Corriere di Como, 9 giugno 2020
La parola «esperienza» è tra quelle che usiamo di più. Il suo significato, però, è ambiguo. Spesso utilizziamo questa parola per indicare ciò che ci accade, la serie delle situazioni in cui siamo catapultati dagli eventi. Invece, l’esperienza non è ciò che ci accade ma ciò che noi decidiamo di fare con ciò che ci accade. C’è un surplus di umanità in questa operazione che è sempre in fermento e che aumenta di giorno in giorno il bagaglio, appunto, della nostra esperienza. Se smettiamo di decidere, in realtà decidiamo di non decidere, ovvero decidiamo che ciò che ci accade abbia il sopravvento sulla nostra libertà. E in questo caso siamo noi che ci lasciamo mettere nell’angolo dai fatti e che imbocchiamo le vie dell’ansia e della rassegnazione. L’uomo che rinuncia a trasformare in esperienza ciò che gli accade, non solo s’impoverisce ma rallenta il cammino dell’intera umanità.
Indubbiamente negli ultimi tre mesi abbiamo tutti fatto l’esperienza del coronavirus, certo con gradazioni diverse, e i mezzi di comunicazione ci hanno permesso di venire a conoscere anche gli aspetti più drammatici. Ci siamo sentiti sull’orlo di un precipizio. Provo stupore misto a rabbia quando in questi giorni sento e leggo le esternazioni di alcuni soloni i quali affermano che non è successo nulla e che siamo stati vittime di una esagerazione mediatica. Invece ci è accaduto qualcosa di inaspettato e di tragicamente nuovo.
E dovremmo tutti modificare due parametri che credevamo sicuri. Il primo è quello della nostra presunzione a poter controllare tutto: ebbene, abbiamo verificato che non è così, c’è qualcosa – e qualcosa di importante e decisivo – che ci sfugge. Il secondo parametro che si è come volatilizzato è quello della predisposizione a considerarci inossidabili: no, siamo fragili, e il nostro grado di vulnerabilità è più elevato di quello stimato, se basta un virus invisibile e sconosciuto a farci cambiare la nostra mappa mentale.
E c’è una terza cosa che dovrebbe far parte del nostro bagaglio di esperienza da coronavirus: ciò che è accaduto non è frutto del caso, ma è la conseguenza di scelte compiute da noi, dagli uomini, cioè dall’unica specie vivente che ha la capacità di comprendere i meccanismi che regolano la natura e che, quindi, ne ha la responsabilità.
Sappiamo l’esperienza che abbiamo fatto, messi di fronte a ciò che ci è accaduto. Ora davanti a noi sta la grande possibilità di fare la nuova esperienza del «dopo». Faccio riferimento a un fatto che tutti abbiamo notato, anche qui nella nostra città: il confinamento nelle case ha avuto effetti positivi nella lotta contro il virus, ma anche in quella contro l’inquinamento. L’aria si è ripulita, la natura si è risvegliata e in parecchi luoghi del mondo si è ripresa i suoi spazi. È accaduto, ci è accaduto. Quale esperienza vogliamo farne? Qualcuno ha già detto che l’aria era pulita, a prezzo di una economia che si è fermata, e ha paventato un’alternativa secca tra morire di Covid-19 e morire di fame.

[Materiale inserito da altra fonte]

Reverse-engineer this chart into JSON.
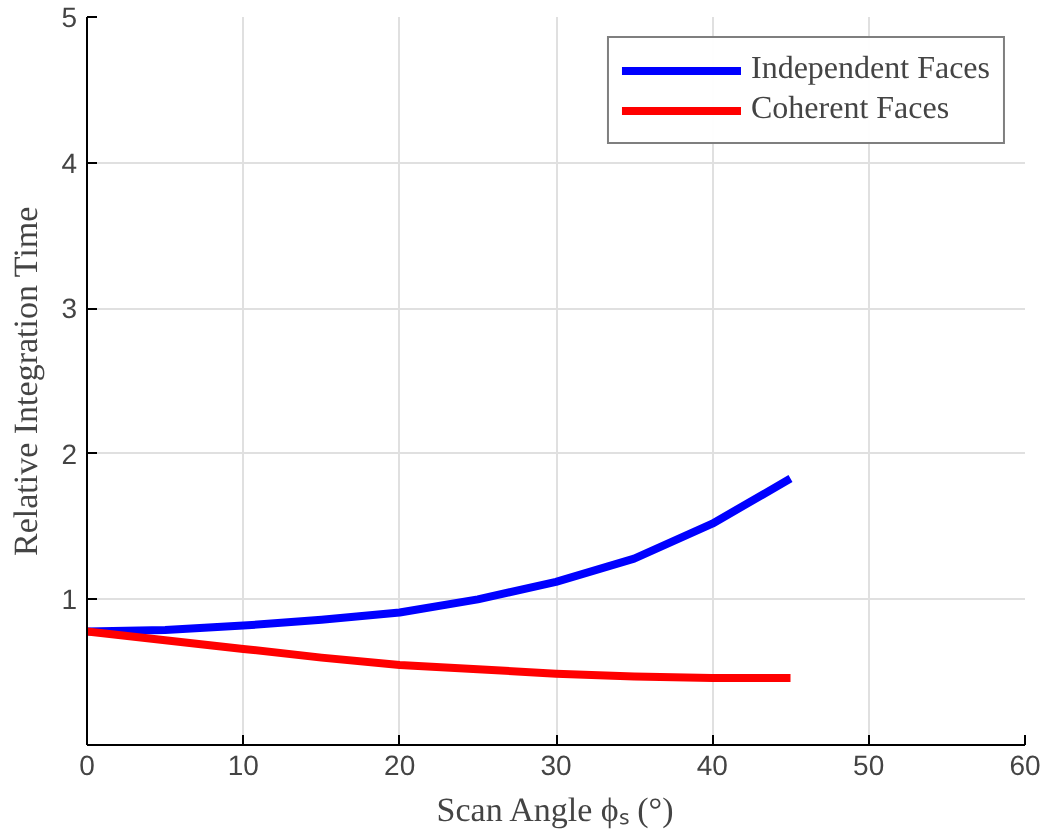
{
  "chart_data": {
    "type": "line",
    "xlabel": "Scan Angle ϕₛ (°)",
    "ylabel": "Relative Integration Time",
    "x": [
      0,
      5,
      10,
      15,
      20,
      25,
      30,
      35,
      40,
      45
    ],
    "series": [
      {
        "name": "Independent Faces",
        "color": "#0000ff",
        "values": [
          0.78,
          0.79,
          0.82,
          0.86,
          0.91,
          1.0,
          1.12,
          1.28,
          1.52,
          1.83
        ]
      },
      {
        "name": "Coherent Faces",
        "color": "#ff0000",
        "values": [
          0.78,
          0.72,
          0.66,
          0.6,
          0.55,
          0.52,
          0.49,
          0.47,
          0.46,
          0.46
        ]
      }
    ],
    "xlim": [
      0,
      60
    ],
    "xticks": [
      0,
      10,
      20,
      30,
      40,
      50,
      60
    ],
    "ylim": [
      0,
      5
    ],
    "yticks": [
      {
        "value": 0,
        "label": null
      },
      1,
      2,
      3,
      4,
      5
    ],
    "grid": true,
    "legend": "top right",
    "line_style": "solid",
    "marker": "none"
  }
}
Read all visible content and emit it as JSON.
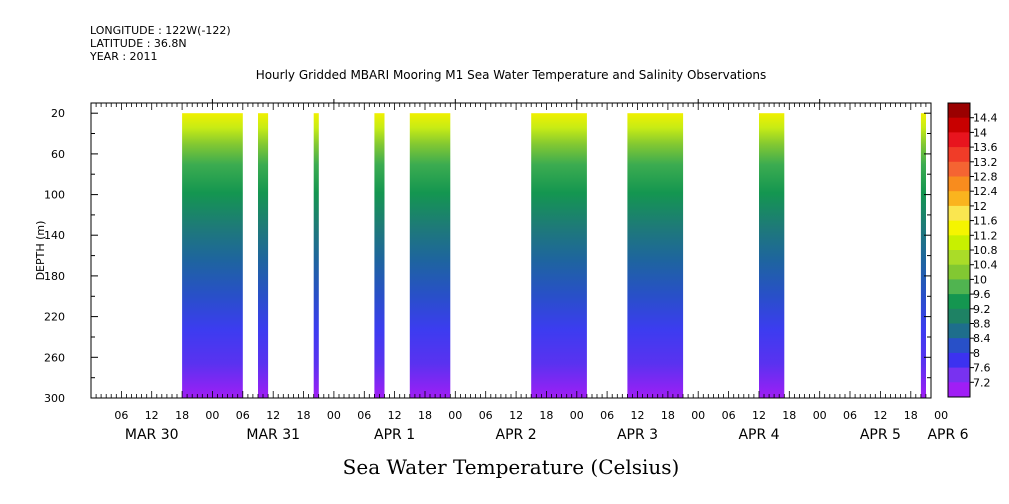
{
  "header": {
    "longitude": "LONGITUDE : 122W(-122)",
    "latitude": "LATITUDE : 36.8N",
    "year": "YEAR : 2011"
  },
  "footer_label": "Sea Water Temperature (Celsius)",
  "chart_data": {
    "type": "heatmap",
    "title": "Hourly Gridded MBARI Mooring M1 Sea Water Temperature and Salinity Observations",
    "xlabel": "",
    "ylabel": "DEPTH (m)",
    "x_range_hours_from_mar30_00": [
      0,
      166
    ],
    "ylim": [
      300,
      10
    ],
    "y_ticks": [
      20,
      60,
      100,
      140,
      180,
      220,
      260,
      300
    ],
    "x_hour_ticks": [
      "06",
      "12",
      "18",
      "00",
      "06",
      "12",
      "18",
      "00",
      "06",
      "12",
      "18",
      "00",
      "06",
      "12",
      "18",
      "00",
      "06",
      "12",
      "18",
      "00",
      "06",
      "12",
      "18",
      "00",
      "06",
      "12",
      "18",
      "00"
    ],
    "x_day_labels": [
      "MAR 30",
      "MAR 31",
      "APR 1",
      "APR 2",
      "APR 3",
      "APR 4",
      "APR 5",
      "APR 6"
    ],
    "colorbar": {
      "labels": [
        "14.4",
        "14",
        "13.6",
        "13.2",
        "12.8",
        "12.4",
        "12",
        "11.6",
        "11.2",
        "10.8",
        "10.4",
        "10",
        "9.6",
        "9.2",
        "8.8",
        "8.4",
        "8",
        "7.6",
        "7.2"
      ],
      "colors": [
        "#9a0000",
        "#c80000",
        "#e8141e",
        "#f03c28",
        "#f56432",
        "#f88c1e",
        "#fab41e",
        "#fae650",
        "#f5f500",
        "#c8f000",
        "#aadc28",
        "#82c832",
        "#50b450",
        "#149650",
        "#1e8264",
        "#1e6e8c",
        "#2850c8",
        "#3c32f0",
        "#7832f0",
        "#a01ef5"
      ]
    },
    "segments_hours": [
      {
        "start": 18,
        "end": 30
      },
      {
        "start": 33,
        "end": 35
      },
      {
        "start": 44,
        "end": 45
      },
      {
        "start": 56,
        "end": 58
      },
      {
        "start": 63,
        "end": 71
      },
      {
        "start": 87,
        "end": 98
      },
      {
        "start": 106,
        "end": 117
      },
      {
        "start": 132,
        "end": 137
      },
      {
        "start": 164,
        "end": 165
      }
    ]
  }
}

Sapremo trovare una via di mezzo tra il sogno della decrescita felice e l’incubo del progresso non sostenibile? Ecco, questa è la sfida del dopo. E non è rivolta al singolo uomo e nemmeno può pensare di affrontarla da sola una singola nazione. È la sfida di una nuova globalizzazione, meno egoista e più intelligente.